これから Clean Architecture を学ぶ人にとってノイズにしなからないため、改めて Clean Architecture 達人に学ぶソフトウェアの構造と設計 が何を言っているのかについて書いていこう。
諸悪の根源
英語では Clean Architecture と The Clean Architecture で The の有無によって何を指しているのか区別されているのに対して、日本語では Clean Architecture も The Clean Architecture も『クリーンアーキテクチャ』となる。両者は似て非なるものにもかかわらず、日本語話者にとってはその区別が英語表記されない限り難しい。
Clean シリーズ
Clean Architecture は Clean シリーズと呼ばれている Robert C. Martin が執筆した書籍 のうちの一つだ。
- Clean Code アジャイルソフトウェア達人の技
- Clean Coder プロフェッショナルプログラマへの道
- Clean Architecture 達人に学ぶソフトウェアの構造と設計
- Clean Agile 基本に立ち戻れ
- Clean Craftsmanship 規律、基準、倫理
Clean をシリーズとして冠しており、そのうちのアーキテクチャについて書かれた本で紹介されたアーキテクチャのため Clean Architecture となっている、と思っている。この命名については、クリーンアーキテクチャの功罪でも触れられているように Clean Architecture という名前は誤解を招く。
Clean Architecture
Clean Architecture を振り返る
Clean Architecture はあまりにも同心円の図で表現された The Clean Architecture が有名だが、そこに至るまでにソフトウェア開発においてよく知られた一般的なプラクティスやプログラミングの技法についての説明がされている。
第1部では、設計とアーキテクチャがソフトウェア開発に与える影響や価値について。第2部では、構造化プログラミング、オブジェクト指向プログラミング、関数型プログラミングについて。第3部では、頭文字を取って SOLID と呼ばれる 5 つの設計の原則について。第4部では、コンポーネントの原則について。そして、第5部で Clean Architecture と有名な The Clean Architecture に至る解説がなされている。

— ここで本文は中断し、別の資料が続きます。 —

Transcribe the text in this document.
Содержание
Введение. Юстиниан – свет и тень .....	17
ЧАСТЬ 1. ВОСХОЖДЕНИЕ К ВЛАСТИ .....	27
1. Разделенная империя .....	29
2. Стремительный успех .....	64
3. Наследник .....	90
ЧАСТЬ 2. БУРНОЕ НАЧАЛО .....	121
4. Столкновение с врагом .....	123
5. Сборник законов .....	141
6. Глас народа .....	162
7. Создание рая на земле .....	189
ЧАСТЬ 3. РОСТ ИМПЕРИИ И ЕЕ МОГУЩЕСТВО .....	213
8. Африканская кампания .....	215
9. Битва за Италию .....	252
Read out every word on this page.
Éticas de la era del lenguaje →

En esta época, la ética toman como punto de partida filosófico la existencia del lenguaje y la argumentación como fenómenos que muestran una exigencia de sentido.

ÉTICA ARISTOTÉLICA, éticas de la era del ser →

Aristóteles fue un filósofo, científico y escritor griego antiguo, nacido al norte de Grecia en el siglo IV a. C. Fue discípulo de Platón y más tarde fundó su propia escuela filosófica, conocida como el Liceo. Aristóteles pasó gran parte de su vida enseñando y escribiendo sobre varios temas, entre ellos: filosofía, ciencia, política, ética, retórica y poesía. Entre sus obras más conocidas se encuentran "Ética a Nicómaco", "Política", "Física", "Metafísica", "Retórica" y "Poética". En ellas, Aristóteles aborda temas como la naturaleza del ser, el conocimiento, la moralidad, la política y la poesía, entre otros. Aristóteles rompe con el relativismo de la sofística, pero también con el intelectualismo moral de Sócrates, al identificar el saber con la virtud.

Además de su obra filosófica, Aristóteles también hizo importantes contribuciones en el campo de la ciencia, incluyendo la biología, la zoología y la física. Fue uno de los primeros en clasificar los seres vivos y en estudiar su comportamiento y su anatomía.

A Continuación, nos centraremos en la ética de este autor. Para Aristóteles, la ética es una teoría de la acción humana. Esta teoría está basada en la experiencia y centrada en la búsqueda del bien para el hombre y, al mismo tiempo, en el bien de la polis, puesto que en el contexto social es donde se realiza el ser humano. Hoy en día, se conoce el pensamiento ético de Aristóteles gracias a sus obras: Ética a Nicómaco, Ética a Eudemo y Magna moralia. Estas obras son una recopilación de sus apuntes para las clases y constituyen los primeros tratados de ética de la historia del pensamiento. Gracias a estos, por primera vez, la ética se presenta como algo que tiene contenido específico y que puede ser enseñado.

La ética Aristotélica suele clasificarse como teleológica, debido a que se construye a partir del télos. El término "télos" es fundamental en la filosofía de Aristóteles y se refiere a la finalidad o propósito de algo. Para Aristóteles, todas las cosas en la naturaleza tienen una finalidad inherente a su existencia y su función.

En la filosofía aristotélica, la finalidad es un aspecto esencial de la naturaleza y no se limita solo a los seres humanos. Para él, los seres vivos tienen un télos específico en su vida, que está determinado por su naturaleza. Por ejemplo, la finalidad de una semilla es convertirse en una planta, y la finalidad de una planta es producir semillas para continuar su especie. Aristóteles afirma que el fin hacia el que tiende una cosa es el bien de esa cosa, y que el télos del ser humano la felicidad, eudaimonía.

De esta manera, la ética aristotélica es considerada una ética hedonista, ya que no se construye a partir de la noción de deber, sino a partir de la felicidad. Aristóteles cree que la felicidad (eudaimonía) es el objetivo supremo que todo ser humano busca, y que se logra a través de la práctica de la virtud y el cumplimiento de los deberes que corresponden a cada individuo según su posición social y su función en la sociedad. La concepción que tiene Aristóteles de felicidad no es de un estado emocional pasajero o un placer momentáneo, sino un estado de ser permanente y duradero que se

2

この中で第1部から第4部までは、Clean Architecture とは関係無く、保守可能なソフトウェアを開発する上で一般常識にあたる内容となっている。また、第2部を読めば特定の XXX 指向を語るプログラミング言語の機能を持ってプログラミングパラダイムを批判することが如何に意味がないことが理解できるだろう。少し前に書いた記事で触れたように Java の言語機能を持ち出してオブジェクト指向は〜という発想にはならないし、カプセル化、継承、ポリモーフィズムをもってしてオブジェクト指向という主張に惑わされることもないのではないだろうか。
The Clean Architecture
Clean な Architecture の一例としての The Clean Architecture について見てみよう。
ref: Clean Coder Blog
Clean Architecture から学べること
「Clean Architecture を振り返る」のセクションでも書いたが、Clean Architecture 達人に学ぶソフトウェアの構造と設計 には当たり前のことしか書かれていない。しかし、書かれている内容が基本的な知識となっている人にとってはあえてこの本を読んで学ぶようなものではなく、個々のトピックについてより詳しく解説された本が存在することを知っているため、そちらを読んだ方がよいという判断をするのではないだろうか。実際に、私がこの本を読んだのは 2019 年か 2020 年頃だったと思うが、7 年ほどエンジニアとして働いて思ったことは、世のコーダーは Clean Architecture に書かれていることを知った上でコーディングをして欲しいというとだ。 Clean Architecture に書かれていることを実践するべきかどうかはその組織やシステムに依存するが、 Clean Architecture で述べられている基本的なこと (The Clean Architecture に至るまでに書かれていること) は前提知識として共有されていて欲しい。